Jeudi 17 septembre 2009

Les articles pleuvent sur la grippe, les couloirs de toutes les entreprises puent les solutions hydro-alcooliques… J’ai appris il y a quelques jours, en lisant un coin de journal, qu’on était le seul pays d’Europe où on nous bassine autant avec ce sujet. « Horreur 40% des morts de la grippe A ne sont pas des personnes à risque » – on oublie souvent de préciser que ce taux monte à 50% dans le cas de la grippe saisonnière. Nos compatriotes auraient-ils à ce point une fascination pour les sujets artificiellement morbides, ou pousse-t-on les journalistes à aborder ces sujets pour détourner l’attention de l’opinion. À mon sens, la vérité est ailleurs : nous avons simplement des médias excessivement médiocres, qui ont besoin de ce genre de sujet pour combler le vide croissant de leurs feuilles de choux.

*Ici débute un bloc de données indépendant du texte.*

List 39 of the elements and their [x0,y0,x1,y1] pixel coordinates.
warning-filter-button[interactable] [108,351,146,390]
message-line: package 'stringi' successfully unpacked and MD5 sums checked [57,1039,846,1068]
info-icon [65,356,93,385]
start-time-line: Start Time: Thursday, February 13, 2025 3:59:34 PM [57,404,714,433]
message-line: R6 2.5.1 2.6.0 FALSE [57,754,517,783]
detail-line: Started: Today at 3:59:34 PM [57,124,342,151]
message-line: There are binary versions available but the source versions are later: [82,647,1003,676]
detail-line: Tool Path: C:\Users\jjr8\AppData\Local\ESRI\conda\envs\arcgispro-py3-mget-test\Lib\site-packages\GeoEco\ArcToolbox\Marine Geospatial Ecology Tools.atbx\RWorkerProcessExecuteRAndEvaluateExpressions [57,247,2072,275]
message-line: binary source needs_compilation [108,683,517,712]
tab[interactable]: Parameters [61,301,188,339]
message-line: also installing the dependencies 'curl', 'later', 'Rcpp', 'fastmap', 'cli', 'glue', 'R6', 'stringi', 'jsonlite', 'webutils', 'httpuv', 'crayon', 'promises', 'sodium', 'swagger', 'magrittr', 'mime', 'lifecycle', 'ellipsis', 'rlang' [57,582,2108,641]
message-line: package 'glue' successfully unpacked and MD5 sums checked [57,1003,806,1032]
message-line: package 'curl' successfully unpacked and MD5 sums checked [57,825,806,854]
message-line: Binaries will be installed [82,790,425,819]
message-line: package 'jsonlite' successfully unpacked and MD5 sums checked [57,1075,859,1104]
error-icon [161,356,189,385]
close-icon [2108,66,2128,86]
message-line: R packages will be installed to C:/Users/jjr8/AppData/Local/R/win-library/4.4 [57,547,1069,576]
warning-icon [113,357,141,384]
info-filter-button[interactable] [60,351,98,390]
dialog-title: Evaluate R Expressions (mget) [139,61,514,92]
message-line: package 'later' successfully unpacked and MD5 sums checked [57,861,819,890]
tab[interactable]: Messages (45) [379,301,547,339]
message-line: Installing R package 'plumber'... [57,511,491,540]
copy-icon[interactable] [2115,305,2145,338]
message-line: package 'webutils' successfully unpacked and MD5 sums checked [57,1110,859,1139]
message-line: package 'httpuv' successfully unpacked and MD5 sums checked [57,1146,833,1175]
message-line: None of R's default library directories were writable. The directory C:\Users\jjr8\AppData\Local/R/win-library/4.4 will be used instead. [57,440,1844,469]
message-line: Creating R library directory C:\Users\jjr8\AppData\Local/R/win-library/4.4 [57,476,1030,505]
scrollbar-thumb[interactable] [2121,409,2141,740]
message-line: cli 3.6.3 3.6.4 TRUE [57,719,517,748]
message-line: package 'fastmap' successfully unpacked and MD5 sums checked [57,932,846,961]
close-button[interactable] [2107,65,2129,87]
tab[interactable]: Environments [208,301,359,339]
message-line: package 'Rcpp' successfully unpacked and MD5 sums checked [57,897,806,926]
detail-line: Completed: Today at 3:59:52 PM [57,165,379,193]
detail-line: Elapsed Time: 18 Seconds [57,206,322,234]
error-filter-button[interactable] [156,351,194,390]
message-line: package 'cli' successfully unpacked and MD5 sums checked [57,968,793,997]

Mais la grippe n’a pas l’exclusivité des sujets à la mode. Toujours dans la morbidité, les décès successifs de Michael J., Patrick Swayze et le mec des te-bé trois nous sont imposés comme des sujets prioritaires. Le pauvre Sim n’aura eu droit qu’à peu d’éloges, lui qui a eu le mauvais goût, semble-t-il, de ne pas disparaître prématurément. On voit les cagoles entrer en rute à l’idée que l’ex boy-bandeux ait pu être gay : faut-il être farfelu pour s’imaginer qu’un beau mec de 35 ans non marié, et découvert mort dans sa chambre le matin même de son décès par un « ami avec qui il partageait son appartement » puisse être de la jaquette ?

Ce matin, nouveau sujet à faire mouiller ceux des journalistes qui ont sans doute un peu trop sucé de bites pour obtenir leur poste (ils sortent de science po, donc si ce ne sont pas des filles, ils sont gays !) : le nouveau site de la bravitude-dominatrix Ségo ! C’est vrai que c’est très moche, que ça rappelle les sites que je faisais, étant ado, il y a 10 ans, que ça vaut 150 euros à tout casser et pas les 40.000 qu’elle a payé à son amant du moment (sic), mais de là à faire la une de la presse en ligne… « Ouhlala n’allons surtout pas faire une analyse fine sur les tenants et les aboutissants de la taxe carbone, ça risquerait de nous fouler le poignet, et on pourrait en avoir besoin pour notre prochaine promotion ». Et les quelques journalistes consciencieux qui le feraient, de voir leurs travaux reléguer en page 12 du quotidien, là où nos amis germaniques placent… la grippe A !

Il est conseillé aux amateurs de premier degré de ne pas commenter, ce degré n’étant pas représenté dans cet article !!!

Trop de calme après la tempête

Mercredi 9 septembre 2009

Non, je ne veux pas parler de la tempête de ce week-end avec Mister Mousse, qui, certes, s’est bien calmée depuis, avec force calins, flirts et autres parties de jambe en l’air.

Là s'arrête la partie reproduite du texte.